Massive Attack cancel festival set because Franz Ferdinand was playing their music too dang loud
In what might be the most vicious attack against Franz Ferdinand since a bad day in Bosnia in 1914, British trip hop band Massive Attack abruptly canceled a festival set in Madrid last night after complaining that the Scottish band was rocking just too dang hard for them to play. The “Unfinished Sympathy” artists were scheduled to play at the Mad Cool Festival at 1:45 a.m. this morning, but were so upset by a potential sonic overlap that they made a “unilateral” decision to cancel the performance, according to a statement from festival organizers.

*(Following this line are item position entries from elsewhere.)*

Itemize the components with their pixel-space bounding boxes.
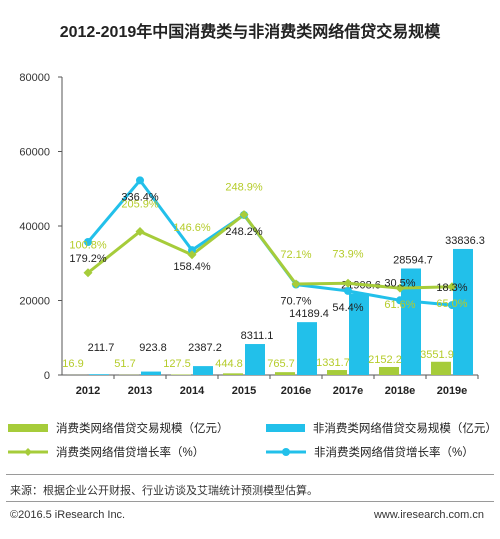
x-tick-label: 2019e (437, 385, 468, 397)
non-consumer-bar-label: 8311.1 (241, 330, 274, 342)
consumer-rate-point (187, 250, 197, 260)
consumer-bars (67, 361, 451, 375)
consumer-rate-label: 248.9% (225, 182, 263, 194)
legend-swatch-green-bar (8, 424, 48, 432)
non-consumer-bars (89, 248, 473, 375)
consumer-bar (379, 366, 399, 375)
x-tick-label: 2017e (333, 385, 364, 397)
y-tick-label: 0 (44, 370, 50, 382)
consumer-rate-label: 72.1% (280, 249, 311, 261)
non-consumer-rate-label: 18.3% (436, 282, 467, 294)
x-tick-label: 2014 (180, 385, 205, 397)
source-note: 来源：根据企业公开财报、行业访谈及艾瑞统计预测模型估算。 (10, 485, 318, 497)
x-axis: 2012 2013 2014 2015 2016e 2017e 2018e 2019e (62, 374, 479, 397)
growth-rate-lines (83, 176, 457, 310)
non-consumer-bar (193, 366, 213, 375)
legend-swatch-blue-bar (266, 424, 305, 432)
non-consumer-bar-label: 211.7 (88, 342, 115, 354)
y-tick-label: 80000 (19, 72, 50, 84)
consumer-rate-point (83, 268, 93, 278)
consumer-rate-line (87, 212, 453, 290)
consumer-rate-label: 146.6% (173, 222, 211, 234)
non-consumer-bar-label: 923.8 (139, 342, 167, 354)
consumer-rate-label: 73.9% (332, 248, 363, 260)
non-consumer-rate-point (188, 246, 196, 255)
consumer-rate-point (343, 278, 353, 288)
non-consumer-rate-label: 336.4% (121, 191, 159, 203)
website-url: www.iresearch.com.cn (373, 509, 484, 521)
non-consumer-rate-label: 54.4% (332, 302, 363, 314)
consumer-rate-label: 61.6% (384, 299, 415, 311)
non-consumer-bar (89, 374, 109, 375)
consumer-rate-point (291, 279, 301, 289)
consumer-bar-label: 444.8 (215, 358, 243, 370)
legend-item-consumer-rate: 消费类网络借贷增长率（%） (8, 444, 204, 460)
footer-divider-bottom (6, 501, 494, 502)
legend-swatch-blue-line (266, 448, 306, 456)
legend-item-nonconsumer-rate: 非消费类网络借贷增长率（%） (266, 444, 474, 460)
consumer-bar-label: 3551.9 (420, 349, 454, 361)
consumer-bar (327, 370, 347, 375)
non-consumer-rate-label: 30.5% (384, 277, 415, 289)
non-consumer-rate-label: 158.4% (173, 261, 211, 273)
non-consumer-rate-point (448, 301, 456, 310)
non-consumer-bar-label: 2387.2 (188, 342, 222, 354)
non-consumer-rate-point (136, 176, 144, 185)
chart-title: 2012-2019年中国消费类与非消费类网络借贷交易规模 (59, 24, 441, 41)
x-tick-label: 2015 (232, 385, 256, 397)
consumer-rate-label: 100.8% (69, 240, 107, 252)
non-consumer-bar-label: 14189.4 (289, 308, 329, 320)
x-tick-label: 2012 (76, 385, 100, 397)
legend-item-nonconsumer-volume: 非消费类网络借贷交易规模（亿元） (266, 420, 497, 436)
non-consumer-rate-label: 248.2% (225, 226, 263, 238)
growth-rate-labels: 100.8% 205.9% 146.6% 248.9% 72.1% 73.9% 61.6% 6… (69, 182, 467, 314)
footer-divider-top (6, 474, 494, 475)
consumer-bar (275, 372, 295, 375)
consumer-bar-label: 51.7 (114, 358, 135, 370)
non-consumer-bar (245, 344, 265, 375)
non-consumer-rate-point (344, 286, 352, 295)
non-consumer-rate-point (84, 237, 92, 246)
non-consumer-rate-point (396, 296, 404, 305)
consumer-bar-label: 127.5 (163, 358, 191, 370)
y-tick-label: 60000 (19, 147, 50, 159)
non-consumer-rate-label: 179.2% (69, 253, 107, 265)
non-consumer-bar-label: 33836.3 (445, 235, 485, 247)
legend: 消费类网络借贷交易规模（亿元） 非消费类网络借贷交易规模（亿元） 消费类网络借贷… (8, 416, 497, 464)
non-consumer-bar-label: 28594.7 (393, 254, 433, 266)
consumer-bar-label: 1331.7 (316, 357, 350, 369)
bar-value-labels: 16.9 211.7 51.7 923.8 127.5 2387.2 444.8 8311.1… (62, 235, 485, 370)
consumer-rate-point (447, 282, 457, 292)
legend-item-consumer-volume: 消费类网络借贷交易规模（亿元） (8, 420, 229, 436)
consumer-rate-label: 205.9% (121, 199, 159, 211)
non-consumer-bar (401, 268, 421, 375)
copyright: ©2016.5 iResearch Inc. (10, 509, 126, 521)
consumer-bar-label: 2152.2 (368, 354, 402, 366)
non-consumer-bar (297, 322, 317, 375)
non-consumer-bar (141, 371, 161, 375)
consumer-rate-point (239, 210, 249, 220)
x-tick-label: 2016e (281, 385, 312, 397)
legend-label: 非消费类网络借贷增长率（%） (314, 447, 474, 459)
x-tick-label: 2018e (385, 385, 416, 397)
legend-swatch-green-line (8, 448, 48, 456)
y-tick-label: 20000 (19, 296, 50, 308)
x-tick-label: 2013 (128, 385, 152, 397)
y-tick-label: 40000 (19, 221, 50, 233)
consumer-rate-point (135, 227, 145, 237)
consumer-rate-point (395, 283, 405, 293)
consumer-rate-label: 65.0% (436, 298, 467, 310)
legend-label: 消费类网络借贷增长率（%） (56, 447, 205, 459)
y-axis: 0 20000 40000 60000 80000 (19, 72, 63, 382)
consumer-bar (223, 373, 243, 375)
non-consumer-bar (453, 248, 473, 375)
non-consumer-rate-label: 70.7% (280, 296, 311, 308)
consumer-bar-label: 16.9 (62, 358, 83, 370)
consumer-bar-label: 765.7 (267, 358, 295, 370)
legend-label: 消费类网络借贷交易规模（亿元） (56, 423, 229, 435)
legend-label: 非消费类网络借贷交易规模（亿元） (312, 423, 497, 435)
consumer-bar (431, 361, 451, 375)
non-consumer-bar (349, 293, 369, 375)
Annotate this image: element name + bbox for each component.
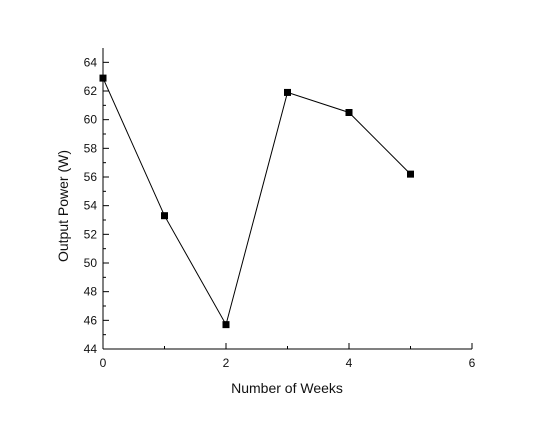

And while we might argue that a non-optimal sound set-up is just one of the prices you pay for the intimacy and variety of the music festival experience, it’s also true that we haven’t caught a FF set in a few years; maybe they really are just shredding that fucking hard. Meanwhile, the band’s frontman, Alex Kapranos, offered his deepest sympathies on Twitter:
In any case—and with apologies to the Massive Attack fans who were probably pretty disappointed by the abrupt cancellation—there is a silver lining here: If we start seeing murals everywhere of the members of Franz Ferdinand blatantly deafening a bunch of poor, crying children or humble, hard-working musicians, we might finally be able to confirm that old “Robert Del Naja is Banksy” theory once and for all.